Home-Brewed Morphine Now Possible With Beer-Making Kit

19/05/2015 12:21 BST | Updated 20/05/2015 16:59 BST

Scientists have just taken home-brewed beers to a worrying new level: home-brewed morphine.

No, they haven't discovered how to numb your physical pain using alcohol. That's still only possible by getting ridiculously drunk.

They have however, discovered a way to genetically modify yeast so that instead of converting sugar into alcohol, it will change sugar into morphine.

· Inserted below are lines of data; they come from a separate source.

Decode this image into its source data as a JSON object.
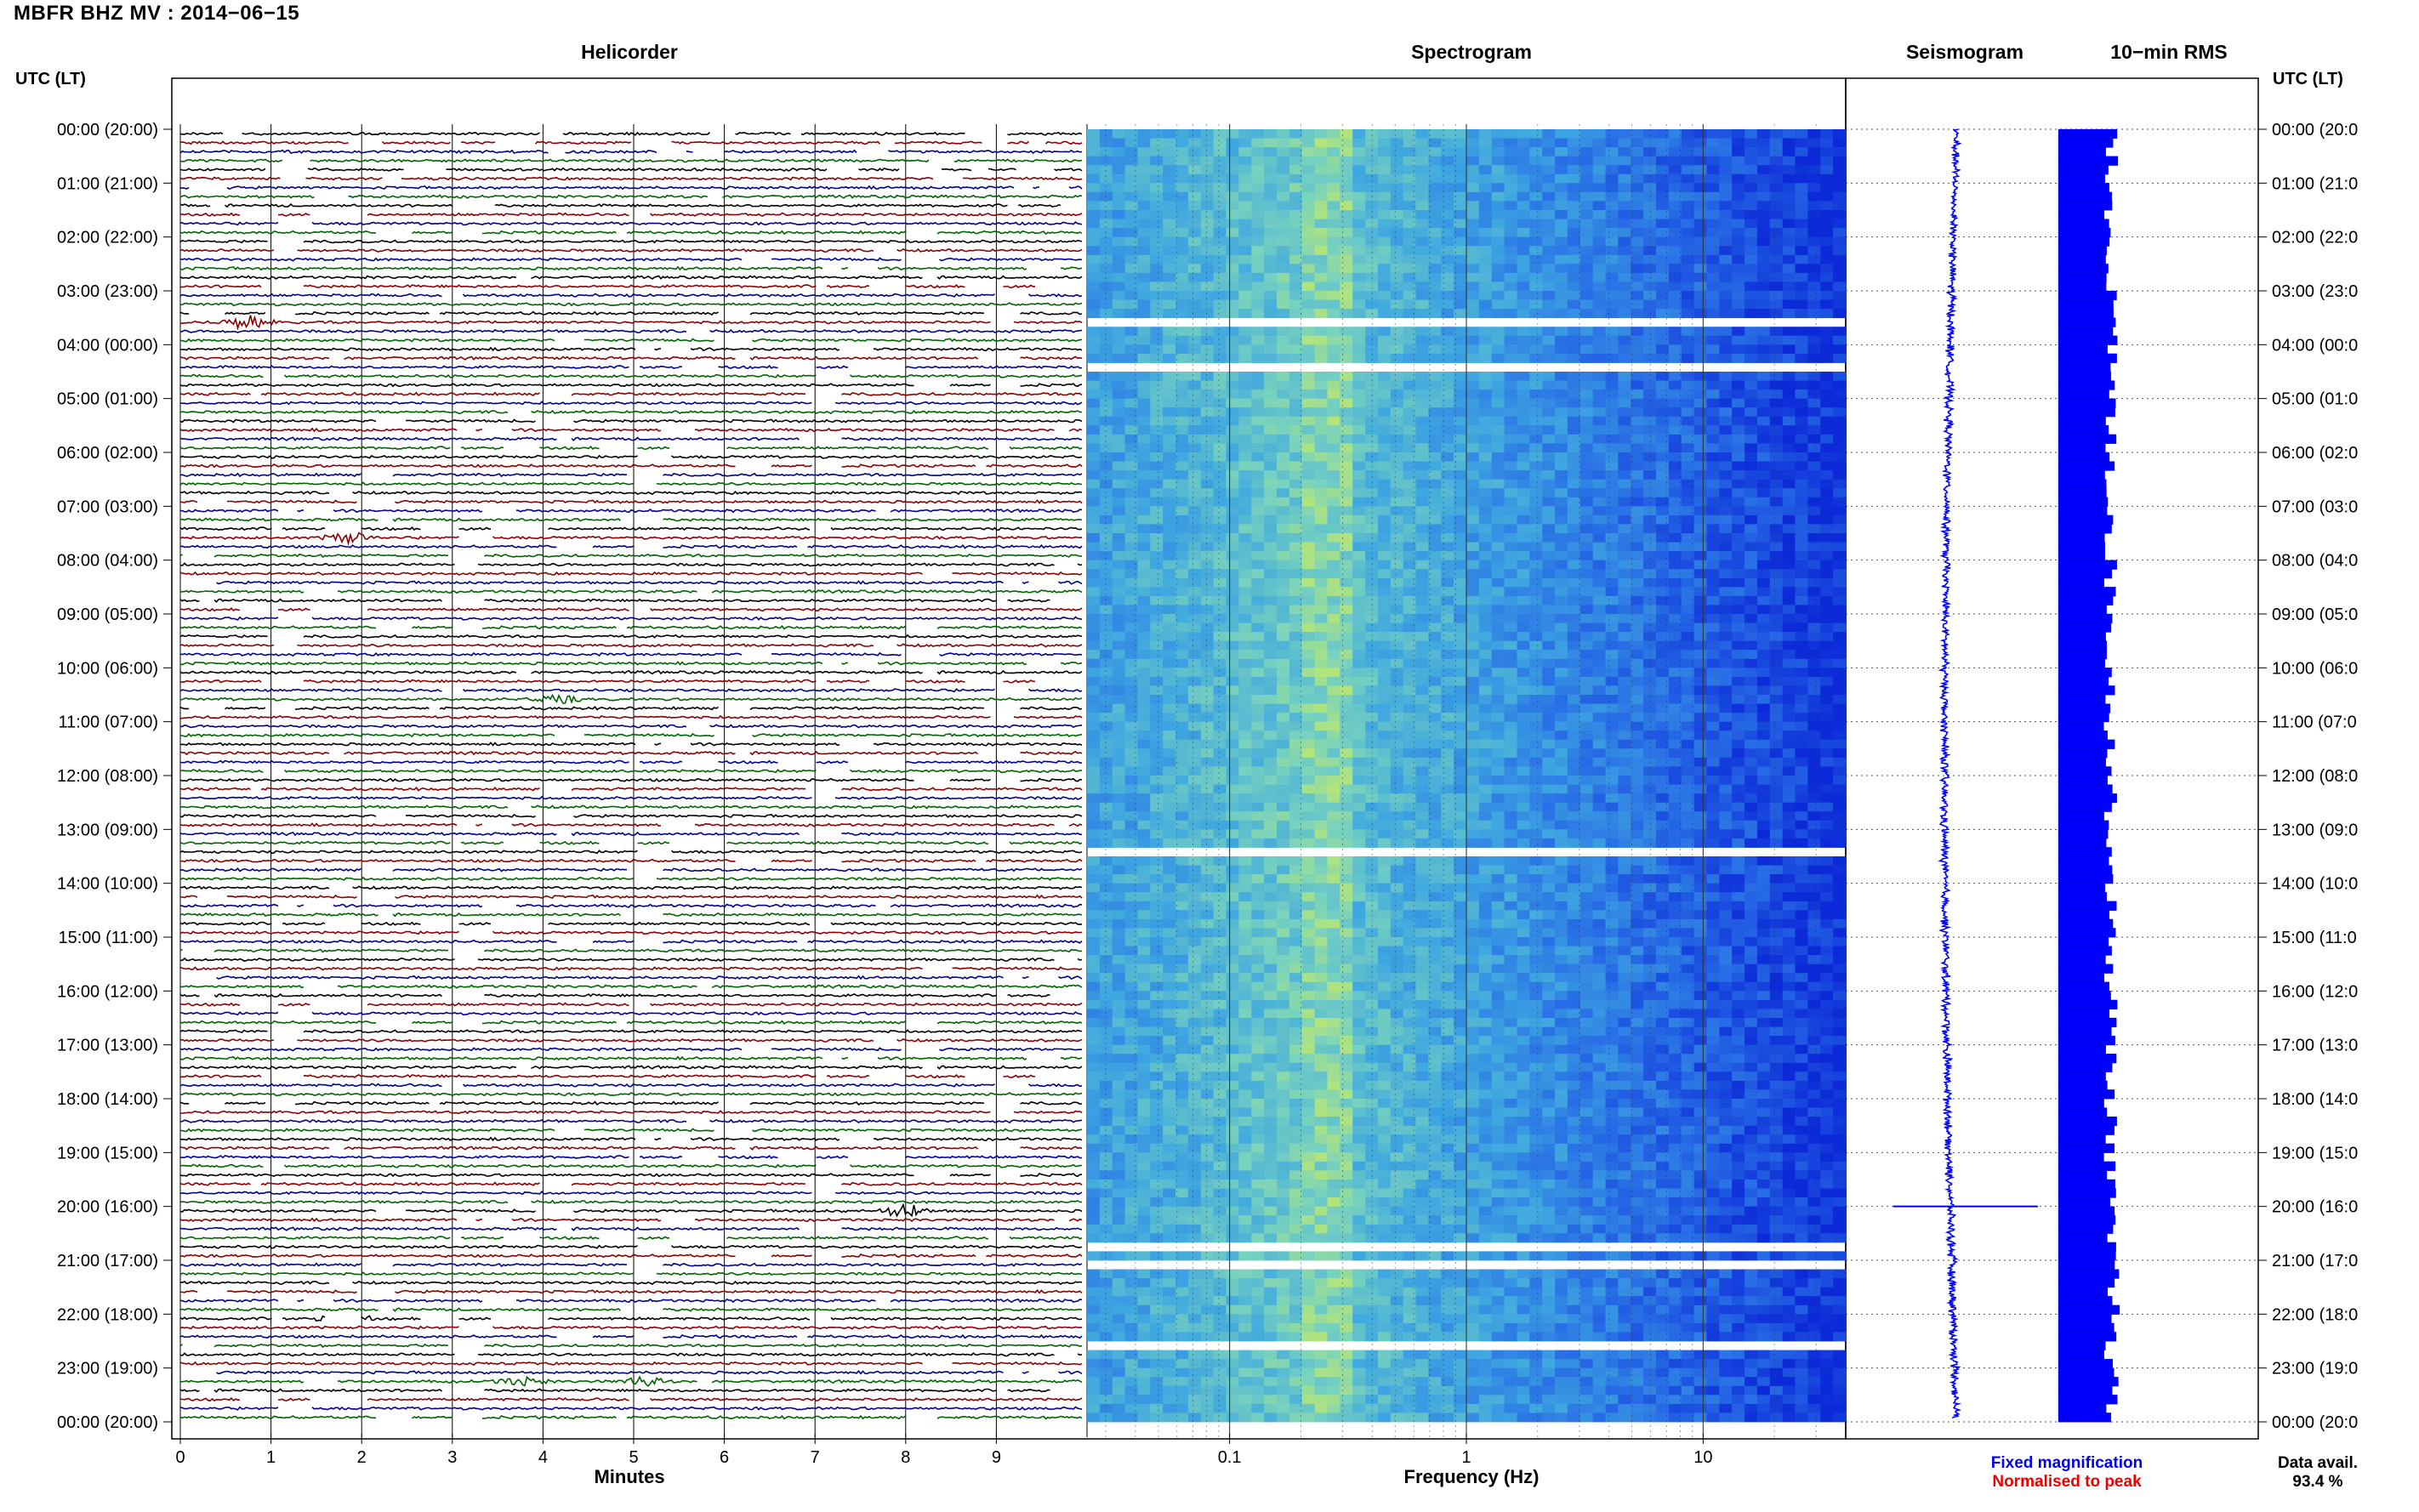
{
  "header": {
    "title": "MBFR BHZ MV : 2014−06−15"
  },
  "panels": {
    "helicorder_title": "Helicorder",
    "spectrogram_title": "Spectrogram",
    "seismogram_title": "Seismogram",
    "rms_title": "10−min RMS"
  },
  "axes": {
    "utc_label_left": "UTC (LT)",
    "utc_label_right": "UTC (LT)",
    "helicorder_xlabel": "Minutes",
    "spectrogram_xlabel": "Frequency (Hz)"
  },
  "legend": {
    "fixed": "Fixed magnification",
    "normalised": "Normalised to peak",
    "fixed_color": "#0000ee",
    "normalised_color": "#ee0000"
  },
  "availability": {
    "label": "Data avail.",
    "value": "93.4 %"
  },
  "colors": {
    "trace_cycle": [
      "#000000",
      "#8b0000",
      "#00008b",
      "#006400"
    ],
    "spectrogram_low": "#0c2ad8",
    "spectrogram_mid": "#3fa8e0",
    "spectrogram_high": "#d8f050",
    "seismogram": "#0000ff",
    "rms_bar": "#0000ff"
  },
  "chart_data": [
    {
      "type": "line",
      "name": "helicorder",
      "xlabel": "Minutes",
      "xlim": [
        0,
        10
      ],
      "x_ticks": [
        "0",
        "1",
        "2",
        "3",
        "4",
        "5",
        "6",
        "7",
        "8",
        "9"
      ],
      "lines_per_hour": 6,
      "hours": 24,
      "row_labels_left": [
        "00:00 (20:00)",
        "01:00 (21:00)",
        "02:00 (22:00)",
        "03:00 (23:00)",
        "04:00 (00:00)",
        "05:00 (01:00)",
        "06:00 (02:00)",
        "07:00 (03:00)",
        "08:00 (04:00)",
        "09:00 (05:00)",
        "10:00 (06:00)",
        "11:00 (07:00)",
        "12:00 (08:00)",
        "13:00 (09:00)",
        "14:00 (10:00)",
        "15:00 (11:00)",
        "16:00 (12:00)",
        "17:00 (13:00)",
        "18:00 (14:00)",
        "19:00 (15:00)",
        "20:00 (16:00)",
        "21:00 (17:00)",
        "22:00 (18:00)",
        "23:00 (19:00)",
        "00:00 (20:00)"
      ],
      "row_labels_right": [
        "00:00 (20:0",
        "01:00 (21:0",
        "02:00 (22:0",
        "03:00 (23:0",
        "04:00 (00:0",
        "05:00 (01:0",
        "06:00 (02:0",
        "07:00 (03:0",
        "08:00 (04:0",
        "09:00 (05:0",
        "10:00 (06:0",
        "11:00 (07:0",
        "12:00 (08:0",
        "13:00 (09:0",
        "14:00 (10:0",
        "15:00 (11:0",
        "16:00 (12:0",
        "17:00 (13:0",
        "18:00 (14:0",
        "19:00 (15:0",
        "20:00 (16:0",
        "21:00 (17:0",
        "22:00 (18:0",
        "23:00 (19:0",
        "00:00 (20:0"
      ],
      "events": [
        {
          "line": 21,
          "minute": 0.75,
          "amp": 2.0
        },
        {
          "line": 45,
          "minute": 1.85,
          "amp": 1.4
        },
        {
          "line": 63,
          "minute": 4.15,
          "amp": 1.0
        },
        {
          "line": 120,
          "minute": 8.0,
          "amp": 1.8
        },
        {
          "line": 132,
          "minute": 1.8,
          "amp": 2.5
        },
        {
          "line": 139,
          "minute": 3.75,
          "amp": 1.2
        },
        {
          "line": 139,
          "minute": 5.1,
          "amp": 1.1
        }
      ]
    },
    {
      "type": "heatmap",
      "name": "spectrogram",
      "xlabel": "Frequency (Hz)",
      "x_scale": "log",
      "xlim": [
        0.025,
        40
      ],
      "x_ticks": [
        0.1,
        1,
        10
      ],
      "x_tick_labels": [
        "0.1",
        "1",
        "10"
      ],
      "peak_band_hz": [
        0.2,
        0.35
      ]
    },
    {
      "type": "line",
      "name": "seismogram",
      "note_spike_hour": 20.0
    },
    {
      "type": "bar",
      "name": "10-min RMS",
      "bars": 144,
      "values_relative": [
        0.55,
        0.95,
        0.5,
        0.6,
        0.55,
        0.58
      ]
    }
  ]
}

The research published in Nature Chemical Biology, was led by a team of scientists from University of California of Berkley, who claim that their discovery will do away with growing fields of opium poppies.

opium poppy

John Dueber, a bioengineer who worked on the research said:

"What you really want to do from a fermentation perspective is to be able to feed the yeast glucose, which is a cheap sugar source, and have the yeast do all the chemical steps required downstream to make your target therapeutic drug.”

READ MORE:

So what exactly goes into a home-brewing morphine kit?

Dueber and his team isolated an enzyme from a sugar beet plant and inserted it into the yeast, which ultimately allowed the tiny microorganism to change sugar into reticuline - a compound which can then be converted to morphine.

Ok, so the home-brewing morphine process is not as easy as making your own beer. Unless of course you are particularly skilled at isolating enzymes or you happen to get your hands on Dueber's strain of yeast.

The process is still in its early stages and quite inefficient. Scientists reportedly require 300 litres of genetically engineered yeast to produce a single 30 milligram dose of morphine.

The research does have the potential to be a double-edged sword.

On the one hand, using yeast to produce morphine and other medication will dramatically reduce the cost of drug production.

Home-brewed pain killers and even potentially heroin, however, will also be much harder to regulate if the research gets into the wrong hands.

Dueber explained: “The time is now to think about policies to address this area of research. The field is moving surprisingly fast, and we need to be out in front so that we can mitigate the potential for abuse.”

For now however, let's take a moment to simply celebrate the science behind the pint. Cheers.